Please describe, in as much detail as you can, where the Subject was during the years 1939 to 1945.
Israel Abramson
It was after the four-day pogrom in July 1942 that I decided I would try to escape from the ghetto, come what may. In truth, it was my sister who decided.
Our job in the ghetto was to sort through the clothes of the murdered. Skirts here, pants here. After a while, the Germans wised up and made people undress first. By the end of ’42, the clothes had no holes or blood. You could still smell the people in the fabric, though: sweat and hay and sour milk and something else that must have been fear. It became ordinary to hold a dead person’s clothes in your hand, to see a dead body in the street. One time Sonya — that was my sister — saw an infant trying to get milk out of its mother’s breast, but the mother was dead, completely dead. And you had to walk by, keep going.
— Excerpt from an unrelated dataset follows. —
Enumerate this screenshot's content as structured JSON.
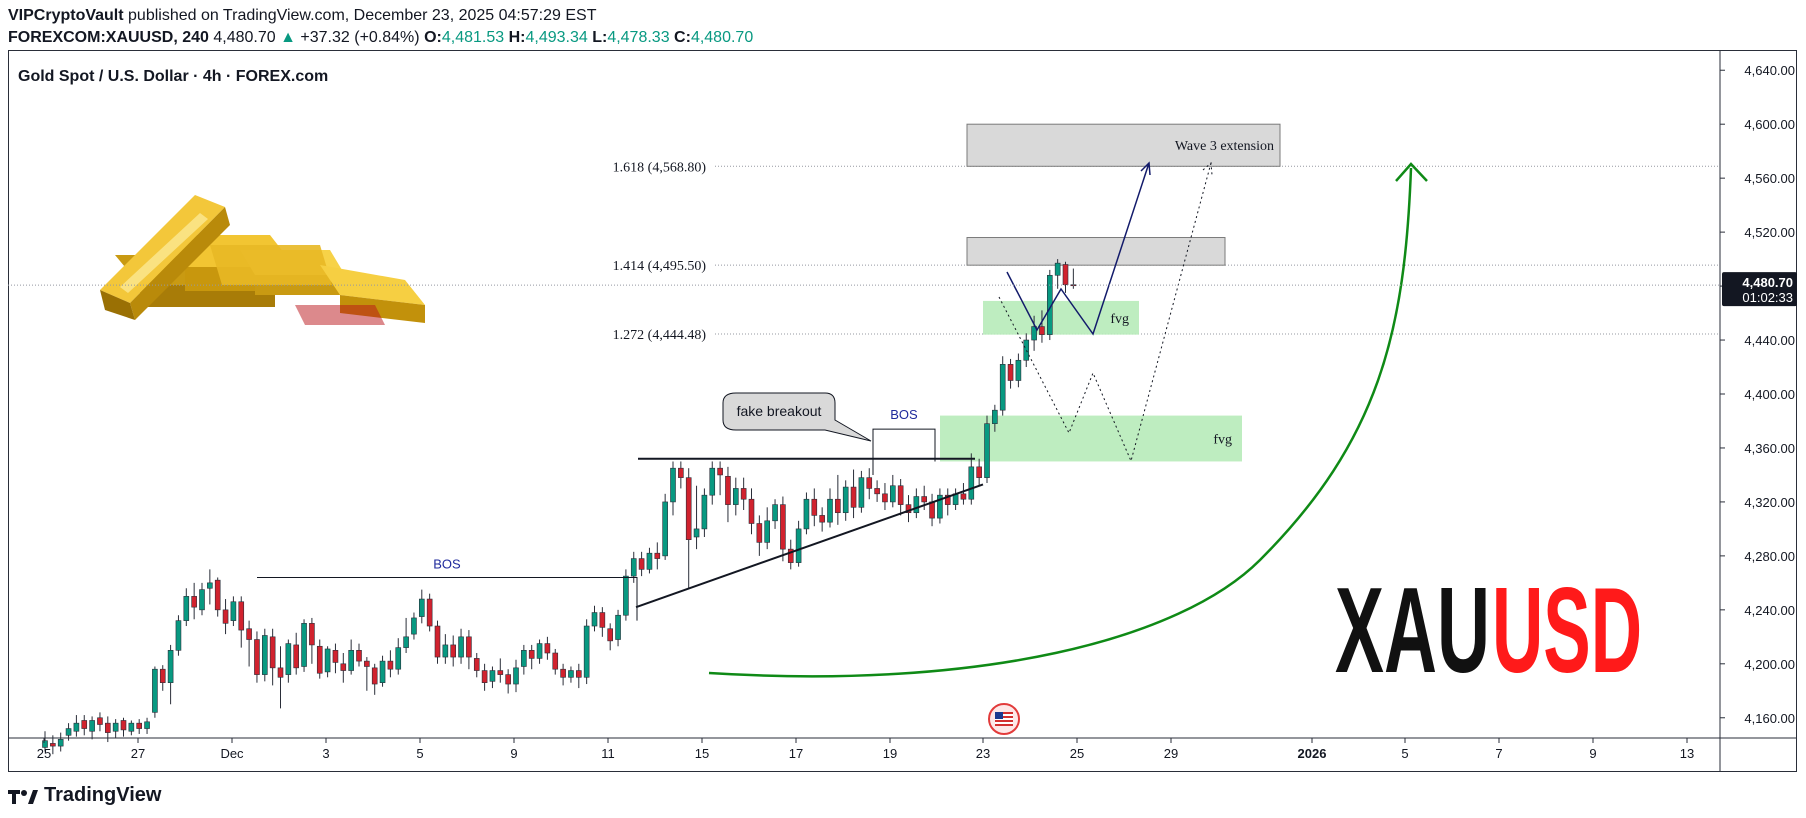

One day we were returning home from the warehouse where I sorted the clothes. It was me, Sonya, two other girls, and a guard in the back of the truck. When we were turning onto Komsomol’skaya, the guard leaned into me and said, “There will be a raid tonight. Don’t go home. Hide somewhere.” I said I couldn’t leave without Sonya, but he made clear the offer was only for me. I didn’t know what to do, but Sonya bulged her eyes and mouthed GO. “Now,” the guard said. So I jumped. I will always remember him. Herr Karitko. He was old. Thin, wrinkled face. Not tall. Maybe he liked boys. You had different kinds of Germans.